Molecular genetic contributions to self-rated health
Sarah E. Harris,
Saskia P Hagenaars,
W. David Hill,
David CM Liewald,
Stuart J. Ritchie,
Riccardo E. Marioni,
METASTROKE consortium, International Consortium for Blood Pressure, CHARGE consortium Aging and Longevity Group, CHARGE consortium Cognitive Group,
Cathie LM Sudlow,
Joanna M. Wardlaw,
Andrew M McIntosh,
Ian J Deary
Posted 20 Oct 2015
bioRxiv DOI: 10.1101/029504 (published DOI: 10.1093/ije/dyw219)
Posted 20 Oct 2015
Abstract Background Poorer self-rated health (SRH) predicts worse health outcomes, even when adjusted for objective measures of disease at time of rating. Twin studies indicate SRH has a heritability of up to 60% and that its genetic architecture may overlap with that of personality and cognition.

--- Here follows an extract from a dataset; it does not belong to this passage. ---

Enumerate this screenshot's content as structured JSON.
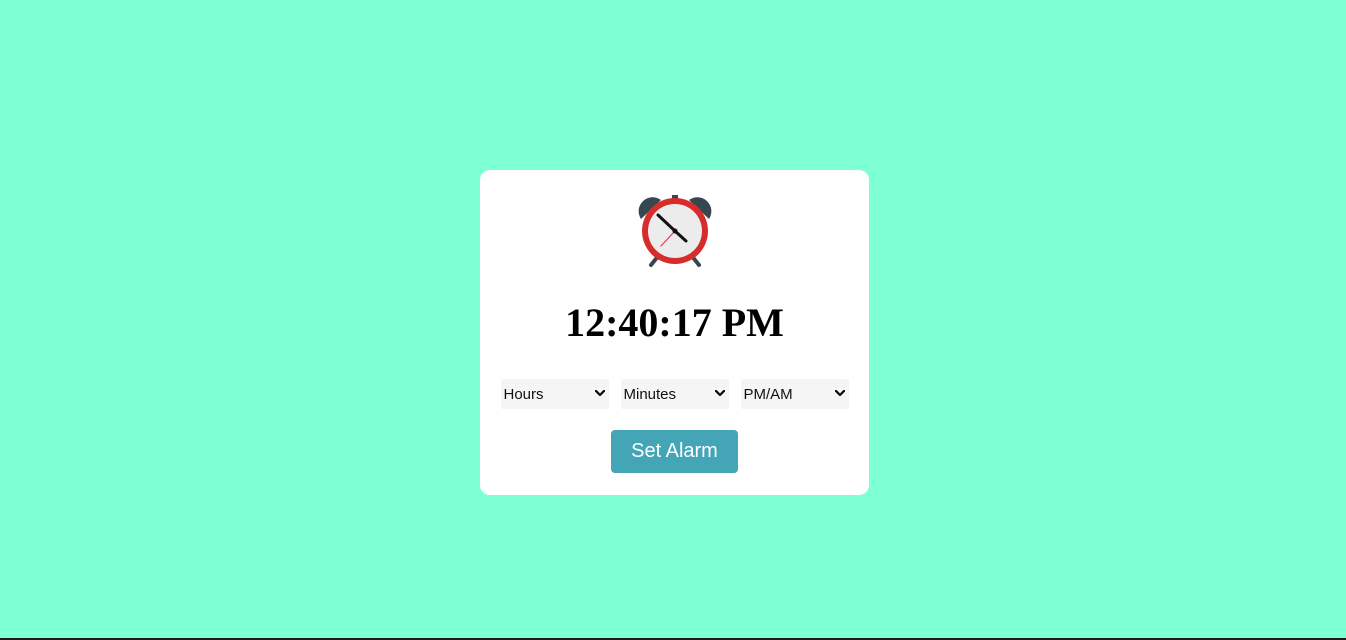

Methods We carried out a genome-wide association study (GWAS) of SRH on 111 749 members of the UK Biobank sample. Univariate genome-wide complex trait analysis (GCTA)-GREML analyses were used to estimate the proportion of variance explained by all common autosomal SNPs for SRH. Linkage Disequilibrium (LD) score regression and polygenic risk scoring, two complementary methods, were used to investigate pleiotropy between SRH in UK Biobank and up to 21 health-related and personality and cognitive traits from published GWAS consortia. Results The GWAS identified 13 independent signals associated with SRH, including several in regions previously associated with diseases or disease-related traits. The strongest signal was on chromosome 2 (rs2360675, p = 1.77x10-10) close to KLF7, which has previously been associated with obesity and type 2 diabetes. A second strong peak was identified on chromosome 6 in the major histocompatibility region (rs76380179, p = 6.15x10-10). The proportion of variance in SRH that was explained by all common genetic variants was 13%. Polygenic scores for the following traits and disorders were associated with SRH: cognitive ability, education, neuroticism, BMI, longevity, ADHD, major depressive disorder, schizophrenia, lung function, blood pressure, coronary artery disease, large vessel disease stroke, and type 2 diabetes. Conclusions Individual differences in how people respond to a single item on SRH are partly explained by their genetic propensity to many common psychiatric and physical disorders and psychological traits.